Approximately a large per cent of matricide offenders acted alone when they killed their mothers. On an average about one to10 offenders are arrested each year for acting with co-defendants to kill mothers. Important gender and age difference emerged in examining matricides in which co-defendants were involved. Interestingly, the offenders involved in multiple-offender incidents, were females. Juveniles were significantly more likely than adult offenders to use accomplices in killing per cent. Some of these youths had killed their parents. When I heard the stories and investigated the backgrounds of youths who killed their mothers, fathers, or both parents, it was clear that abuse and neglect typically played a role in these killings. The cases of kids who killed parents were very different from adolescents who killed under other circumstances.

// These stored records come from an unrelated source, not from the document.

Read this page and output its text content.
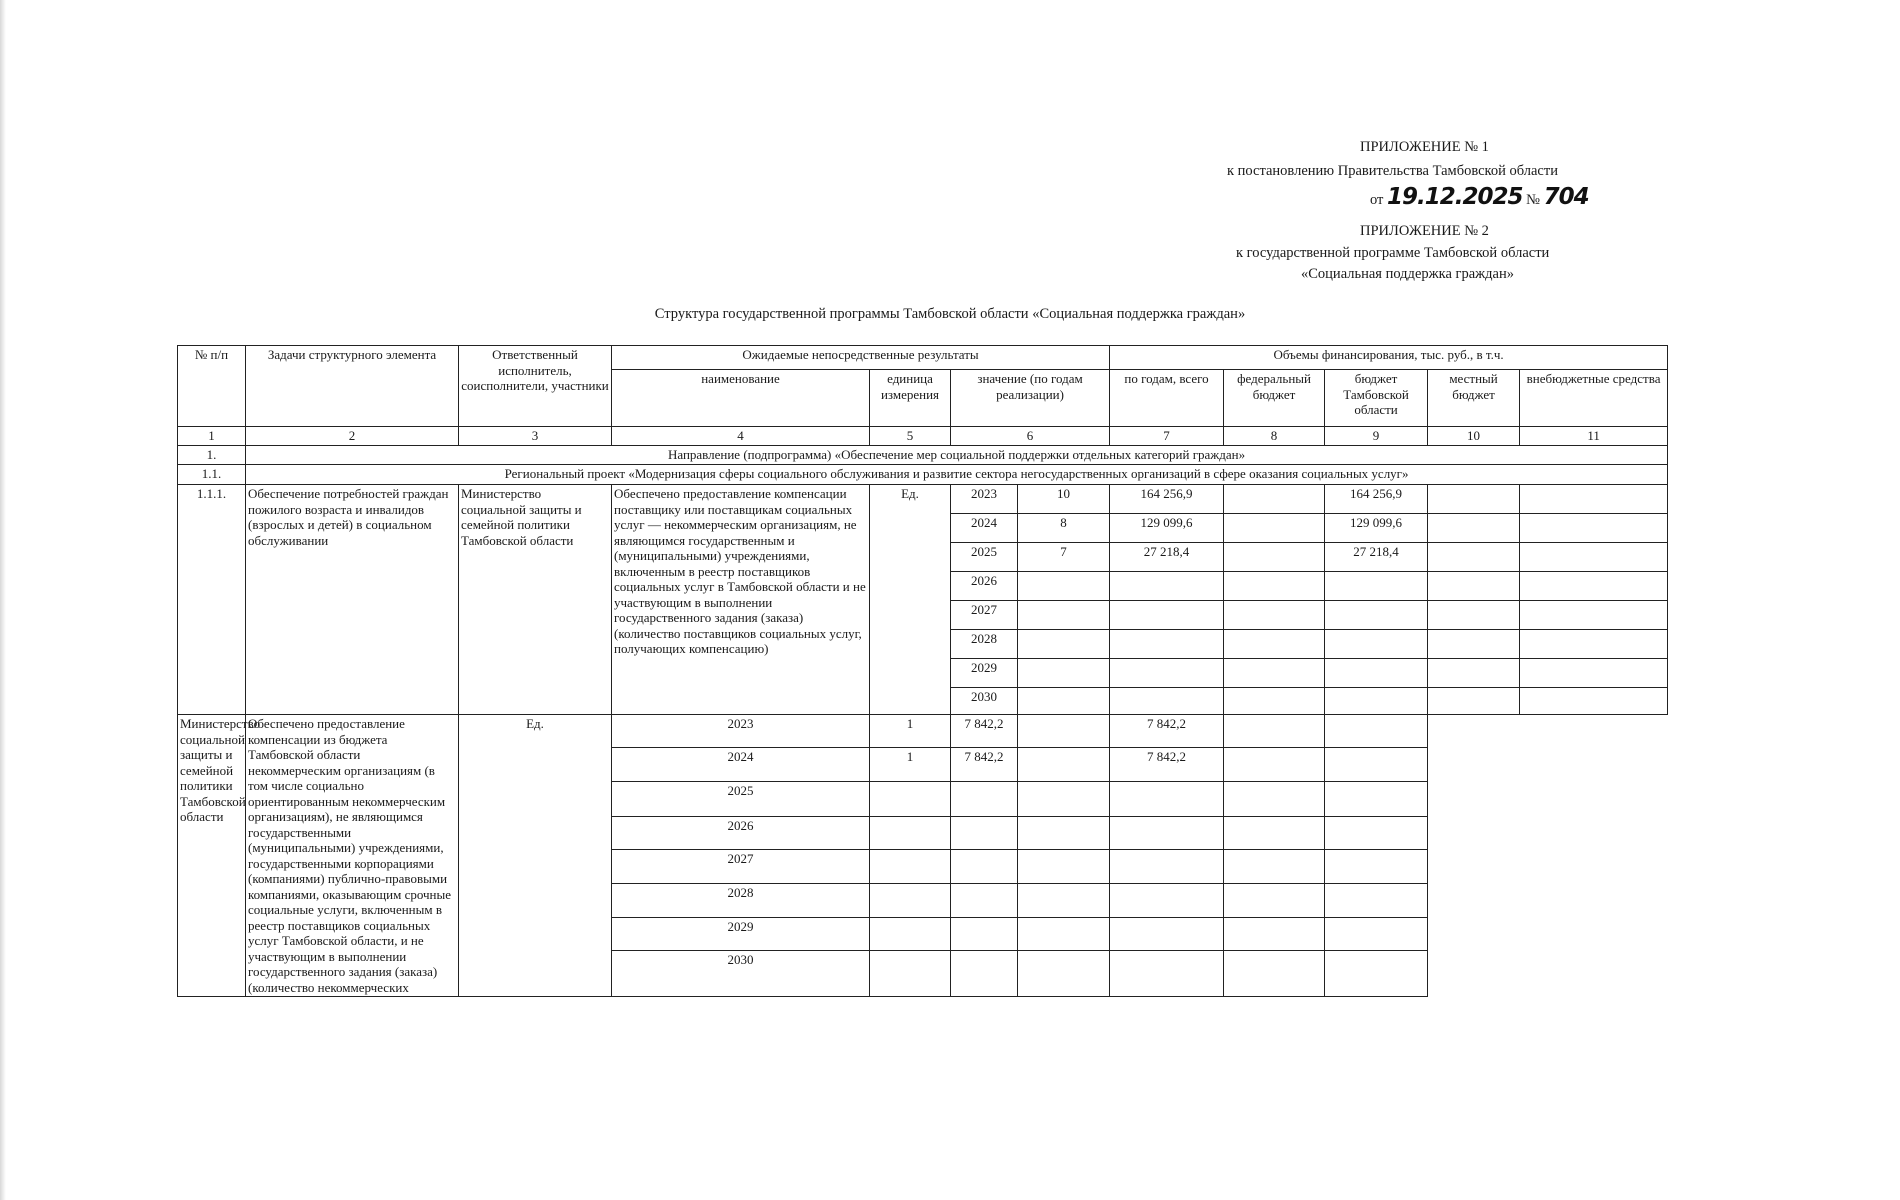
ПРИЛОЖЕНИЕ № 1
к постановлению Правительства Тамбовской области
от 19.12.2025 № 704
ПРИЛОЖЕНИЕ № 2
к государственной программе Тамбовской области
«Социальная поддержка граждан»
Структура государственной программы Тамбовской области «Социальная поддержка граждан»
№ п/п	Задачи структурного элемента	Ответственный исполнитель, соисполнители, участники	Ожидаемые непосредственные результаты				Объемы финансирования, тыс. руб., в т.ч.				
			наименование	единица измерения	значение (по годам реализации)		по годам, всего	федеральный бюджет	бюджет Тамбовской области	местный бюджет	внебюджетные средства
1	2	3	4	5	6		7	8	9	10	11
1.	Направление (подпрограмма) «Обеспечение мер социальной поддержки отдельных категорий граждан»										
1.1.	Региональный проект «Модернизация сферы социального обслуживания и развитие сектора негосударственных организаций в сфере оказания социальных услуг»										
1.1.1.	Обеспечение потребностей граждан пожилого возраста и инвалидов (взрослых и детей) в социальном обслуживании	Министерство социальной защиты и семейной политики Тамбовской области	Обеспечено предоставление компенсации поставщику или поставщикам социальных услуг — некоммерческим организациям, не являющимся государственным и (муниципальными) учреждениями, включенным в реестр поставщиков социальных услуг в Тамбовской области и не участвующим в выполнении государственного задания (заказа) (количество поставщиков социальных услуг, получающих компенсацию)	Ед.	2023	10	164 256,9		164 256,9		
					2024	8	129 099,6		129 099,6		
					2025	7	27 218,4		27 218,4		
					2026						
					2027						
					2028						
					2029						
					2030						
Министерство социальной защиты и семейной политики Тамбовской области	Обеспечено предоставление компенсации из бюджета Тамбовской области некоммерческим организациям (в том числе социально ориентированным некоммерческим организациям), не являющимся государственными (муниципальными) учреждениями, государственными корпорациями (компаниями) публично-правовыми компаниями, оказывающим срочные социальные услуги, включенным в реестр поставщиков социальных услуг Тамбовской области, и не участвующим в выполнении государственного задания (заказа) (количество некоммерческих	Ед.	2023	1	7 842,2		7 842,2				
			2024	1	7 842,2		7 842,2				
			2025								
			2026								
			2027								
			2028								
			2029								
			2030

This is high time when our society collectively needs to take a call. The youth is raised in a chemically dependent or other dysfunctional family. An ongoing pattern of family violence exists in the home. Conditions in the home worsen, and violence escalates. The youth becomes increasingly vulnerable to stressors in the home environment. When these conditions are present, parents or other adults need to take action to get help. Children and adolescents are most likely to kill to end abuse or to get their own way. Sometimes they kill because of severe mental illness. However, severe mental illness is not as much of a factor with young parricide offenders as with older parricide offenders.

Adults who kill their parents, particularly those who are middle-aged, are likely to kill their aging parents because of severe mental illness, such as psychosis or severe depression. They also kill for antisocial reasons, such as to get their parent’s assets. Abuse alone is rarely the driving force for an older adult to kill a parent because a healthy adult has options that a child under 18 does not have. A healthy adult, for example, can leave the home of the aging parent or cut ties with an abusive parent,  when conditions warrant it, such as the deteriorating health of an aging parent, perhaps, complicated with substance abuse. Problem lies in uncontrolled angry mind in one member of the family.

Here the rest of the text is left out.